Я пьян давно. Мне всё - равно.
Вон счастие мое - на тройке
В сребристый дым унесено...
     Валерий Брюсов вспоминал, как к нему пришел Максим Горький с Блоком: «Ко мне на квартиру заявились Усач и Саша, в изодранном макинтоше, с полумертвым щеглом за пазухой и разбитой в кровь скулой. Усач заорал: «Мне – полуштоф, а для Пьеро – графин портвейну и валерьянки!»
     Русский классик пьет в независимости от дня и времени суток, для него не существует понятия «вечер пятницы», поскольку утром у него нет необходимости собираться на службу и проводить в присутствии ежедневно часов восемь, а то и более. Он ведет жизнь свободную, праздную и часто пьяную. А при такой жизни, не то, что стихотворение, и роман написать можно. Куприна, засыпающего в процессе возлияний частенько будили словами «Александр Иванович, замечательный коньяк!»  При этом «действие этих слов было магическое – Куприн сразу проснулся…пришлось подать коньяк еще до обеда.» А, напившись с Александром Грином, развлекались они тем, что поливали друг друга отборным матом, называя это «борьбой талантов.» И все же как замечательна у них проза! Справедливости ради, стоит заметить, что многие западные господа сочинители тоже были подвержены влиянию Бахуса, но причина их возлияний – собственные комплесы. Наши же пьют потому, что пьют, из любви, так сказать, к искусству. Но талант то не пропьешь!
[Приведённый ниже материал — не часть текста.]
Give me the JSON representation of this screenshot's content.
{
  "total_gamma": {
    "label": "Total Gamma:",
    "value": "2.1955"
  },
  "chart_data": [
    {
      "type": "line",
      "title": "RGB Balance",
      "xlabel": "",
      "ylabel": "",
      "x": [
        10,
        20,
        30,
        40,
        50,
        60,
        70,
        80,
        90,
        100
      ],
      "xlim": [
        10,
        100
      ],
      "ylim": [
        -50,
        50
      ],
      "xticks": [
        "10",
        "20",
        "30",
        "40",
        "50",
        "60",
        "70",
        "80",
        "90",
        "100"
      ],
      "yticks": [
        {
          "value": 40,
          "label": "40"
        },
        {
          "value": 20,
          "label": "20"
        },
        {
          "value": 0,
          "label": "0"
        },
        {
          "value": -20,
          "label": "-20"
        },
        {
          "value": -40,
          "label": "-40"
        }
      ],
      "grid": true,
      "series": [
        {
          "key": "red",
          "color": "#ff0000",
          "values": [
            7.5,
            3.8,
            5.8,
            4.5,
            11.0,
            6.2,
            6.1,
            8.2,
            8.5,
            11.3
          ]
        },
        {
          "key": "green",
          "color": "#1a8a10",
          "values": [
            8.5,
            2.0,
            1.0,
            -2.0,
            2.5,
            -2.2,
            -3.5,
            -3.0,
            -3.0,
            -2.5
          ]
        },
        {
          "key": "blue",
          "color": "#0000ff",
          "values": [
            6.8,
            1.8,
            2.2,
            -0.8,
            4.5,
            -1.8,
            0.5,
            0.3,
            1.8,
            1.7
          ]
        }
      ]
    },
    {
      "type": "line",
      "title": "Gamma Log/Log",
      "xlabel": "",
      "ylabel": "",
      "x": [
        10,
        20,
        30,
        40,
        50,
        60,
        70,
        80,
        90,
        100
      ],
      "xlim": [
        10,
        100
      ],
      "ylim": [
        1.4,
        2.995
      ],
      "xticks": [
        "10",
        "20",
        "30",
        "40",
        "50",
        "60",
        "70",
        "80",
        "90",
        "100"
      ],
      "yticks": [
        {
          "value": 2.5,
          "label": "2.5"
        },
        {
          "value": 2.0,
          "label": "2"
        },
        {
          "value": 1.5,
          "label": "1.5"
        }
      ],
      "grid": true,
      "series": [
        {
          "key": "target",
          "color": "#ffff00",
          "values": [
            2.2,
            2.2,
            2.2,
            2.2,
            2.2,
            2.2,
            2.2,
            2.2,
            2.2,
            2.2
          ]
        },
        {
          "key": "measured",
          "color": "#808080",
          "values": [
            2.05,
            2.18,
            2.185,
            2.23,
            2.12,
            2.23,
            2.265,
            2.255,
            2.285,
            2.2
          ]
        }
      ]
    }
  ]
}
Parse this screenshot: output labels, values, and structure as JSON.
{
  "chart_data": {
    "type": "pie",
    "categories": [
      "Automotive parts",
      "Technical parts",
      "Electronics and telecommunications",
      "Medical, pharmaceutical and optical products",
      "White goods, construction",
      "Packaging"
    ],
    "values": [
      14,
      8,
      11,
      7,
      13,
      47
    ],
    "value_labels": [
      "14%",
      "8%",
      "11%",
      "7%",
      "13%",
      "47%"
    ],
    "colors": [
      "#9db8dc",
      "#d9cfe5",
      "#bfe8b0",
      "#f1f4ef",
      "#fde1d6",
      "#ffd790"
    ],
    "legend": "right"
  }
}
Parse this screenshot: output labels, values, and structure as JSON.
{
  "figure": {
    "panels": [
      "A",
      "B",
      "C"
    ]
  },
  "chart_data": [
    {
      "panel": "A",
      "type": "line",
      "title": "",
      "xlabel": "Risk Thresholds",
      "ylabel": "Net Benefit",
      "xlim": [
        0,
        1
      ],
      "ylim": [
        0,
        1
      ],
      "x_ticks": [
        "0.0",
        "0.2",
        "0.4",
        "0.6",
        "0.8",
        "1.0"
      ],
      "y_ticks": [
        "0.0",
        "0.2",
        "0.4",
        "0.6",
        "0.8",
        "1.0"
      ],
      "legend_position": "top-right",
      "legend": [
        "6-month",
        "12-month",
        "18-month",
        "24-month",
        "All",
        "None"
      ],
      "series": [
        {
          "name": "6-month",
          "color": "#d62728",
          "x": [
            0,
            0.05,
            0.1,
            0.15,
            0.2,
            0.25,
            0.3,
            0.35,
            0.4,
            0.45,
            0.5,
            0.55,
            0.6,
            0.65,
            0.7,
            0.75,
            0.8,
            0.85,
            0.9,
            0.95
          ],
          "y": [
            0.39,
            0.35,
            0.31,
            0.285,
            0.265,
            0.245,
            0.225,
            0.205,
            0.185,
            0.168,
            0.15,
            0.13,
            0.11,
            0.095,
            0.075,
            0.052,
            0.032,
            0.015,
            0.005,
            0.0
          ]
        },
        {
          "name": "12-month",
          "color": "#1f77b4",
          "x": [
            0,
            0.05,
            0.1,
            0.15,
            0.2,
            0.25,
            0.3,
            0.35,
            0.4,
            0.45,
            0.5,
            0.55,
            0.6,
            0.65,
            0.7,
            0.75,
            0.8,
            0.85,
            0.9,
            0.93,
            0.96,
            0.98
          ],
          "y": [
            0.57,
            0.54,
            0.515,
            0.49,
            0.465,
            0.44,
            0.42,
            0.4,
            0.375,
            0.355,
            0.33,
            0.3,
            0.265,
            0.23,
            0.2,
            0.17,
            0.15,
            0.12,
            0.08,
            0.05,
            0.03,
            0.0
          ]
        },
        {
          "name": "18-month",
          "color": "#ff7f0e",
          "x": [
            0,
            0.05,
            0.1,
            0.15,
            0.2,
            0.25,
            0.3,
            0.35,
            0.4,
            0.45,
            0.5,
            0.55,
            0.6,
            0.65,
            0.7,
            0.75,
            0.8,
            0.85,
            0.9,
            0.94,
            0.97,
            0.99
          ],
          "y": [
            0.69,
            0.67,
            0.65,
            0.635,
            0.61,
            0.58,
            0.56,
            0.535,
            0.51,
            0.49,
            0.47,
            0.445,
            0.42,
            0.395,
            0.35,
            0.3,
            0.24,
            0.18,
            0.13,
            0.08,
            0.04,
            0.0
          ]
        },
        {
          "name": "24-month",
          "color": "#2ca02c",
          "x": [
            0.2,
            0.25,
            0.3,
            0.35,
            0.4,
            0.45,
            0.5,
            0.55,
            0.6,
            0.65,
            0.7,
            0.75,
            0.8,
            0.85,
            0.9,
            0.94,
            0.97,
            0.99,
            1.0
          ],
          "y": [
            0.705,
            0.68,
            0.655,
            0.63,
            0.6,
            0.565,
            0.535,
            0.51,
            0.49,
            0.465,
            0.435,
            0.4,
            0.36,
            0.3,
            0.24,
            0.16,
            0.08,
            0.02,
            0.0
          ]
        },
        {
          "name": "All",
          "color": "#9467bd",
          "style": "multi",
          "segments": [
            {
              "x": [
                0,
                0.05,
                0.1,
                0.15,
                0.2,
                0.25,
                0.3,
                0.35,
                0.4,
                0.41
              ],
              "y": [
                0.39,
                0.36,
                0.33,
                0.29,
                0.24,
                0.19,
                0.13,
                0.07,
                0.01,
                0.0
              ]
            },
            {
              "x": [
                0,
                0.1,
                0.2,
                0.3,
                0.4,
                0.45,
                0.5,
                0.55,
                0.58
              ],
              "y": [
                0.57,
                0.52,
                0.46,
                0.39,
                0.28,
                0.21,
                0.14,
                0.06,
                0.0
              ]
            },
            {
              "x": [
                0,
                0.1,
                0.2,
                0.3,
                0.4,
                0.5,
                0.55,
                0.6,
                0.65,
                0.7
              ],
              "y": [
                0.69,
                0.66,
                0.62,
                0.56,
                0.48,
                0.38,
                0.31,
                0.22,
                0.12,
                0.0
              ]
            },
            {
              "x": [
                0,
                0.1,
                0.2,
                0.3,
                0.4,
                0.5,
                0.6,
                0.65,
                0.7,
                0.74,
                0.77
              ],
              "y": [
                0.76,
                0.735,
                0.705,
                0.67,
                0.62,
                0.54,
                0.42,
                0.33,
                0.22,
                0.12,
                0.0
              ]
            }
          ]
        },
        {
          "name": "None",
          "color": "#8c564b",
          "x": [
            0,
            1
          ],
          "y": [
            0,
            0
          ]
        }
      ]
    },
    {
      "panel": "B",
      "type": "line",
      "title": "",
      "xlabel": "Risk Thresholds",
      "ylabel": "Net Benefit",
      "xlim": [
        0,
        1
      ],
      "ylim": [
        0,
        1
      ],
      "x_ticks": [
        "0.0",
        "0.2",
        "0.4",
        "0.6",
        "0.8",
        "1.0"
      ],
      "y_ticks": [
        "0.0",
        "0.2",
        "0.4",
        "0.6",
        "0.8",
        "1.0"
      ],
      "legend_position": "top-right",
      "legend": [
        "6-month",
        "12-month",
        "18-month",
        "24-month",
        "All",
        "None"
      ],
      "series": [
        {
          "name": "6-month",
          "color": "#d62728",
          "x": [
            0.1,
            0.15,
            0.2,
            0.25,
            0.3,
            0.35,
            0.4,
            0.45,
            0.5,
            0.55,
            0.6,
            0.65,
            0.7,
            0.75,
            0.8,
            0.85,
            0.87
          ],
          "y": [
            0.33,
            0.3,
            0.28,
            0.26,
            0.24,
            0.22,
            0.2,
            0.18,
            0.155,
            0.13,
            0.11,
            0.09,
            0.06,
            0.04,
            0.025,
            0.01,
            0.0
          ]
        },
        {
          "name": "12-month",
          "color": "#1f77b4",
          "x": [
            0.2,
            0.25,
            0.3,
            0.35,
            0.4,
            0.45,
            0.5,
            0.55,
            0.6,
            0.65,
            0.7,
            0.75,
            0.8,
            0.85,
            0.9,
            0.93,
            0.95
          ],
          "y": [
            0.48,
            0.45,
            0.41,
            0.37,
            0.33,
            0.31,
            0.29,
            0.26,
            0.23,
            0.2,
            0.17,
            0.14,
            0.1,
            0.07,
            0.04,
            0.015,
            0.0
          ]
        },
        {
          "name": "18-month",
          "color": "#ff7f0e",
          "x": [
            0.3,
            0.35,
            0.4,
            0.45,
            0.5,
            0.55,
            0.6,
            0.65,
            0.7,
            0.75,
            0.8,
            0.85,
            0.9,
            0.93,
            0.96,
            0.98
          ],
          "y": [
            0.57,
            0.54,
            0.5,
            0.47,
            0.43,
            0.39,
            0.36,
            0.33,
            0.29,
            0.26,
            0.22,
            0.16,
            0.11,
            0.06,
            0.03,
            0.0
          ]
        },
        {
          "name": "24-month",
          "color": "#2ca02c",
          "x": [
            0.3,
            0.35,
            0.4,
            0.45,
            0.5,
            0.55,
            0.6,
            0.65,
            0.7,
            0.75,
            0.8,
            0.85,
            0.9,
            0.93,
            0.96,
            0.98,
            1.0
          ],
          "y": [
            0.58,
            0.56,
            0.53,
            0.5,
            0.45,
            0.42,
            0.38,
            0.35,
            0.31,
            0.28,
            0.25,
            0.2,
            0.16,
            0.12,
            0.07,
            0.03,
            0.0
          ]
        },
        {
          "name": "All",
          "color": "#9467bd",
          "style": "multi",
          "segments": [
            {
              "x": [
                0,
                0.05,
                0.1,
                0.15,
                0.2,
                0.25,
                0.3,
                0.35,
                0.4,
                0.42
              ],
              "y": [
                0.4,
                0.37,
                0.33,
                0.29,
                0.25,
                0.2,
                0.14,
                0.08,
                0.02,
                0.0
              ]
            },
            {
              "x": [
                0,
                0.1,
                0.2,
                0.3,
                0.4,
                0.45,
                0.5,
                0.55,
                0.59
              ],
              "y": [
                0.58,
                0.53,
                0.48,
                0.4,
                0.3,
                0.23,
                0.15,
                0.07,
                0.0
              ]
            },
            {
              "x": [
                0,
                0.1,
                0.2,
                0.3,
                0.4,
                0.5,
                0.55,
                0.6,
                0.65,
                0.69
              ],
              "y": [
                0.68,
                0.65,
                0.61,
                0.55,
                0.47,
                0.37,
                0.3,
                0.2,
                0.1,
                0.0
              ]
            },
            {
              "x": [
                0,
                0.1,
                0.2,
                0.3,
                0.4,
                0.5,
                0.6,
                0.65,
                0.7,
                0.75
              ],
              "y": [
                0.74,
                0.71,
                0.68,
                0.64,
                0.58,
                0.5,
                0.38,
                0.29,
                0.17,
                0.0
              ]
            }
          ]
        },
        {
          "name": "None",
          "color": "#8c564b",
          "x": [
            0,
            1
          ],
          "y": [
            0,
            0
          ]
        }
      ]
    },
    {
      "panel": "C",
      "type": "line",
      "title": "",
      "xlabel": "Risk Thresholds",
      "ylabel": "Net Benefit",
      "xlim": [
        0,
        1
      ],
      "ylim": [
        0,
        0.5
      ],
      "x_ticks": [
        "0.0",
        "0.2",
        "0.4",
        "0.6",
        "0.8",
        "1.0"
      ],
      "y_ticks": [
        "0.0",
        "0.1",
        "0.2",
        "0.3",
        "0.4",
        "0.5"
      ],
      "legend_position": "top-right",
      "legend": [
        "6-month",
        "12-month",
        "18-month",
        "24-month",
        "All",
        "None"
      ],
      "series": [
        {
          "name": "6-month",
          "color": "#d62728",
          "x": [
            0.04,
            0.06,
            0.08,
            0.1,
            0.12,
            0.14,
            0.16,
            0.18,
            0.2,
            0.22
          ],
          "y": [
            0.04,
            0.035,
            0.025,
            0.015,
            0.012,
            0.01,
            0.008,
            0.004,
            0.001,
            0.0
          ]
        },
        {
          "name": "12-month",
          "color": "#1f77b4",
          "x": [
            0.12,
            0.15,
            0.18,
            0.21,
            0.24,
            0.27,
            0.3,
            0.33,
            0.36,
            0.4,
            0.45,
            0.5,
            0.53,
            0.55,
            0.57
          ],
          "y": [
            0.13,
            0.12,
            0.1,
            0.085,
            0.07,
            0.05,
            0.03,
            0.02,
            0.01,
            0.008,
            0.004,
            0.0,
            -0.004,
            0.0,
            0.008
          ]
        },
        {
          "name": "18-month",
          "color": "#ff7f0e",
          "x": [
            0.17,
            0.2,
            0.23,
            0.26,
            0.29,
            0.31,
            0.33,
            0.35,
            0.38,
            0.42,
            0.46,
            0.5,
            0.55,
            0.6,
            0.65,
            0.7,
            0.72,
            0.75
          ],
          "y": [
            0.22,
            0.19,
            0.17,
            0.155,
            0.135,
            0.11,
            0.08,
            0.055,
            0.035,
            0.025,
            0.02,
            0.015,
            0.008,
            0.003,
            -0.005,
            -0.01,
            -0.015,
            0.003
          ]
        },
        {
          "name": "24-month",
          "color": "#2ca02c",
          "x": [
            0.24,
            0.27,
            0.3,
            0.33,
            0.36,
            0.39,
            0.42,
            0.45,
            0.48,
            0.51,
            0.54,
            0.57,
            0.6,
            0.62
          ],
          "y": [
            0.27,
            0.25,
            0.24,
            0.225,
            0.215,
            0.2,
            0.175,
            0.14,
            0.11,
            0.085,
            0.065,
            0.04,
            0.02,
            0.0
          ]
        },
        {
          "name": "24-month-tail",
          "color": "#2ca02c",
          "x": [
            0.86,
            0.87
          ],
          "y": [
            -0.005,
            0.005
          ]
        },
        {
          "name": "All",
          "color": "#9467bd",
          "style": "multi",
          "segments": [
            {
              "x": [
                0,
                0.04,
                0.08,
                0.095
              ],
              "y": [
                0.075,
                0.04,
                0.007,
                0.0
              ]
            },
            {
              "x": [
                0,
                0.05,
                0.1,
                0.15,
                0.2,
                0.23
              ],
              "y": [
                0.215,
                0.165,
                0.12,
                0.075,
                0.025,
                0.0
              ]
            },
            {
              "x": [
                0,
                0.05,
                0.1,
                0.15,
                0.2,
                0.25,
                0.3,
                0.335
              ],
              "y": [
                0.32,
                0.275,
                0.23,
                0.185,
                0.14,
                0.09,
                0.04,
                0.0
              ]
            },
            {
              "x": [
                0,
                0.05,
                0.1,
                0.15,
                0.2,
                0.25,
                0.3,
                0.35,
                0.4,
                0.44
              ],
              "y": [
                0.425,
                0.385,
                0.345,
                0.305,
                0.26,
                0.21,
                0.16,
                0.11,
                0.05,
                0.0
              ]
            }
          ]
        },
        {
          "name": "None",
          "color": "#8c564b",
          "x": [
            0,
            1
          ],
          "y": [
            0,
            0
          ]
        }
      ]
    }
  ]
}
     А мы, нынешнее поколение, из всех талантов сохранили лишь любовь к обильным возлияниям, подумалось мне, и, выдохнув, я опрокинул очередную рюмку холодной и прозрачной, как родниковая вода, водки, закусив тающим во рту белорусским салом, положенным на кусок поджаренного бородинского хлеба с одурманивающим ароматом тмина и укрытым тонким ломтиком белого лука. И грустные мысли, вызванные размышлениями, тут же отступили. Потому что, классика.